From the beginning of 2012 to the end of May 2013, emerging market corporates have issued over $500 billion (€391.6 billion) in debt. To put this into context, it is almost the market capitalisation of the Emerging Market Bond Index Global, which tracks returns of all traded emerging market debt.

“But there is a tremendous need to be selective,” he adds.

Hall’s asset allocation calls look similar to those of Drijkoningen. He has started to underweight the large investment grade bonds of Brazil, Colombia and Mexico.

SOVEREIGNS
Over the past two years, spreads on those bonds versus treasuries began to narrow until recently. The Mexican dollar-denominated sovereign bond for ten years, for example, trades at 140 basis points over ten-year treasuries. For investment grade emerging corporates, this spread is now 270 basis points.

Hall says that where he sold sovereigns, he bought sovereigns within the same country.

Guillermo Osses, head of global emerging market debt at HSBC Global Asset Management, says asset allocation has become more tactical and his team has moved cash levels up or down more agressively, depending on the opportunities in the market.

Osses says in a total return strategy he is benchmark-agnostic and tries to capture the best opportunities.

At the end of March, net investments were 30%. The remainder was not necessarily held in cash, but in near-cash investments that are neutral in terms of risk.
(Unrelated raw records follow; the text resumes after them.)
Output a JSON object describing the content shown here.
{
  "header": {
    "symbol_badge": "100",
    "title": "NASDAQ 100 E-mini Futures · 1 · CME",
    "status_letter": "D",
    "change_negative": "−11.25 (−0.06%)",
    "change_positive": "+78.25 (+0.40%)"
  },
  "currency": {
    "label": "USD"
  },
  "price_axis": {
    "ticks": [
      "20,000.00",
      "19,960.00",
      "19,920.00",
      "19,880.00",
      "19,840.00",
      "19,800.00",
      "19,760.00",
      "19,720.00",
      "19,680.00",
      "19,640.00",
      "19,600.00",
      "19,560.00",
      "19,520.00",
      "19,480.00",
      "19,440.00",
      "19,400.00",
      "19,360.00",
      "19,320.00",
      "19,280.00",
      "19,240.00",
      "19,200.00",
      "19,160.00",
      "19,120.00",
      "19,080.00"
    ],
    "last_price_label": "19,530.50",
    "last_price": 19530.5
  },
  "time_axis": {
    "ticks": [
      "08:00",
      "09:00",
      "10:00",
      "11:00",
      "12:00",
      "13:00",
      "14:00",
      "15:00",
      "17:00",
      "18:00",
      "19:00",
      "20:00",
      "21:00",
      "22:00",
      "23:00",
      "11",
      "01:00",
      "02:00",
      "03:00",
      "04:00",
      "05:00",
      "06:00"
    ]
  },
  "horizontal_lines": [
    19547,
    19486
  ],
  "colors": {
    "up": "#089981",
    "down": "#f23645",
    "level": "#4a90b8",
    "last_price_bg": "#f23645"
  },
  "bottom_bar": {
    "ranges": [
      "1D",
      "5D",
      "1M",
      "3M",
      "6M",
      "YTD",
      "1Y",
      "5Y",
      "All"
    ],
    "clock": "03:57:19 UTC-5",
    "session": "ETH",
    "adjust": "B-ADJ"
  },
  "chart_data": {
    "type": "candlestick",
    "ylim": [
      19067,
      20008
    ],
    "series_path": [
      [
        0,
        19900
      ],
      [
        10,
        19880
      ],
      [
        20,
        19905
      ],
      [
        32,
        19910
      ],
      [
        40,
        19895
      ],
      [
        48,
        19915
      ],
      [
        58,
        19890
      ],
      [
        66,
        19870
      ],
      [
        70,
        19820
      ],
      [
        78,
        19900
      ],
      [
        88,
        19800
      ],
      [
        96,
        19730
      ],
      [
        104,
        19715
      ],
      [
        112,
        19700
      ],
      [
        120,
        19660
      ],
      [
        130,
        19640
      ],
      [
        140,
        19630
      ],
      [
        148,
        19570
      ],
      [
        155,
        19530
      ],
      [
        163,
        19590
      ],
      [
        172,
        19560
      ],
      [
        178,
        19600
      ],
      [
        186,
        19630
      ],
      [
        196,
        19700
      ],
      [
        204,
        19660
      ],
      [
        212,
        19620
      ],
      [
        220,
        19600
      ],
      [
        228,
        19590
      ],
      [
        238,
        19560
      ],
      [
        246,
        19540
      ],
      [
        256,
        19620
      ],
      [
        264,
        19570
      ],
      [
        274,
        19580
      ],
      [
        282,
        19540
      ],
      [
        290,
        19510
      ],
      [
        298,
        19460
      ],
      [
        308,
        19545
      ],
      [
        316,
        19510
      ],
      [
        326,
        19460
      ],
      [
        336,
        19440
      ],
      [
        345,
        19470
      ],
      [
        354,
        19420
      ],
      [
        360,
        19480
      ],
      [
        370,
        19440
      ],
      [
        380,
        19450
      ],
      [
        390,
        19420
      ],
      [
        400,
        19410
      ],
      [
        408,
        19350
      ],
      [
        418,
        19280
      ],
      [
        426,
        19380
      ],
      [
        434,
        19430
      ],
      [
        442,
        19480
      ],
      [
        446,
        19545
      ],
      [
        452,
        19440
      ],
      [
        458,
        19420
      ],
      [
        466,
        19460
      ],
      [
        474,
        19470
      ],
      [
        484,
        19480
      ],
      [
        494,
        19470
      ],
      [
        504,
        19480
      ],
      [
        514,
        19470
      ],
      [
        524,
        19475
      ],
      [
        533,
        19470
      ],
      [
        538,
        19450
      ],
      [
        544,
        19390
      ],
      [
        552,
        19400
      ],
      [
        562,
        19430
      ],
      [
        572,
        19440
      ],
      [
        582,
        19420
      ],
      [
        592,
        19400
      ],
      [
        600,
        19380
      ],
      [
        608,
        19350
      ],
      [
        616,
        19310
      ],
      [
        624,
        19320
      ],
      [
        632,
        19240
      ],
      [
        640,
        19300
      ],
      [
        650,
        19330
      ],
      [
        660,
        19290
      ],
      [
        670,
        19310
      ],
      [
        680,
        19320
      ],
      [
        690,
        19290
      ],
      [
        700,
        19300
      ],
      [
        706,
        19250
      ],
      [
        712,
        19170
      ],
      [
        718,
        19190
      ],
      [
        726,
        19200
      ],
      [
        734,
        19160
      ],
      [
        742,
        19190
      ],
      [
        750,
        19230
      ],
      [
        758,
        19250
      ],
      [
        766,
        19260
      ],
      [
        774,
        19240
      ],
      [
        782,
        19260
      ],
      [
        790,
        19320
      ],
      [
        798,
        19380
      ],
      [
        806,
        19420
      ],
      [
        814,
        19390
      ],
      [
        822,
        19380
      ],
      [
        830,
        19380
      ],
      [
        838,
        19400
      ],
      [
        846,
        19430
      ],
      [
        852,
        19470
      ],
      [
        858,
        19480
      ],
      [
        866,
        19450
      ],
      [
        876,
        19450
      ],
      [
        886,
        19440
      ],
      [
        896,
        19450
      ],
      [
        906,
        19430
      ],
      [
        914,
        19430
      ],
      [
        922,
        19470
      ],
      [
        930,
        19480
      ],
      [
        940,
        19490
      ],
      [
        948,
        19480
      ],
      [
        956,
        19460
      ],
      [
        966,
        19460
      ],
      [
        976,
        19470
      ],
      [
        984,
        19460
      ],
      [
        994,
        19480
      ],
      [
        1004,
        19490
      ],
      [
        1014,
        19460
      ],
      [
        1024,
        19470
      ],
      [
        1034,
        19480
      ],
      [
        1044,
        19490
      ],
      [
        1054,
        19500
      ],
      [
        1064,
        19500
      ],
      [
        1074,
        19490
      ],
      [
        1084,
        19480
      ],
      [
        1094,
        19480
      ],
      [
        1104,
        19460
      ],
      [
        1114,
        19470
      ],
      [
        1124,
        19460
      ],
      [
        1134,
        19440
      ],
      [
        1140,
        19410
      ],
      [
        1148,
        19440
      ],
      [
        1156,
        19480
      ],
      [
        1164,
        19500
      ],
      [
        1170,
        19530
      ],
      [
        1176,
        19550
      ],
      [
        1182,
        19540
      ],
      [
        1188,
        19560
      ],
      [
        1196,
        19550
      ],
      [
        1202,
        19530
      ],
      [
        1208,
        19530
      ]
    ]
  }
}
Today, net investments are in excess of 80%, with 72% in hard currency-denominated positions and another 10% in long currency positions.

“In the past, we used to be a lot more gradual when we made allocations,” he says. “Now we are more risk-averse and more tactical.”

Osses and his team tend to focus corporate exposure in stronger BB ratings with good quality. He warns that what people underappreciate is the withholding taxes of up to 20% that incur when buying local currency denominated corporate debt.

This is common in almost all countries for investors based in the US or Europe, and Osses says it is “high enough to make it difficult for local corporate bond markets do develop”.

He adds that while there are opportunities in high yield debt, mandates often put a constraint on the manager. The market has matured and it has become easier to outperform the benchmark by reducing credit quality and put money into higher yielding debt.

“Emerging market debt as an asset class is still evolving,” Hall says. “Over time, the breadth of opportunities within this asset class will grow.”

Naranjo says emerging markets have become more transparent. “Emerging markets realised that what they need to make investors confident is a rule of law, such as property laws,” he says. “They have made a great effort to make investors feel protected.”

FLUCTUATIONS
Data for such movements is often not immediately available or based on estimates. Though Naranjo says there has definitely been a sell-down in recent weeks, the developments are a far cry from the Asian crisis, for example. At that time, he says, “from one day to the next”, investors started selling down emerging markets – regardless of their location.

“Emerging markets know this all too well,” he says of the recent risk aversity. “If you are an emerging market, it doesn’t matter if you’re in South America or Asia. It is the same with Spanish companies; it doesn’t matter if you are profitable or not, you are Spanish.”

He says such fluctuations are the reason many emerging markets have imposed investment restrictions.

Despite the recent perceived rotation, Naranjo says there is so much money invested in emerging markets these days that it would be hard to pull it all out.

Ed Moisson, head of UK and cross-border research at Lipper, shares this line. He says the sheer scale of inflows to bond funds – particularly in global, high yield, emerging market and flexible funds – in recent years means it would take many more months for allocations to be rotated.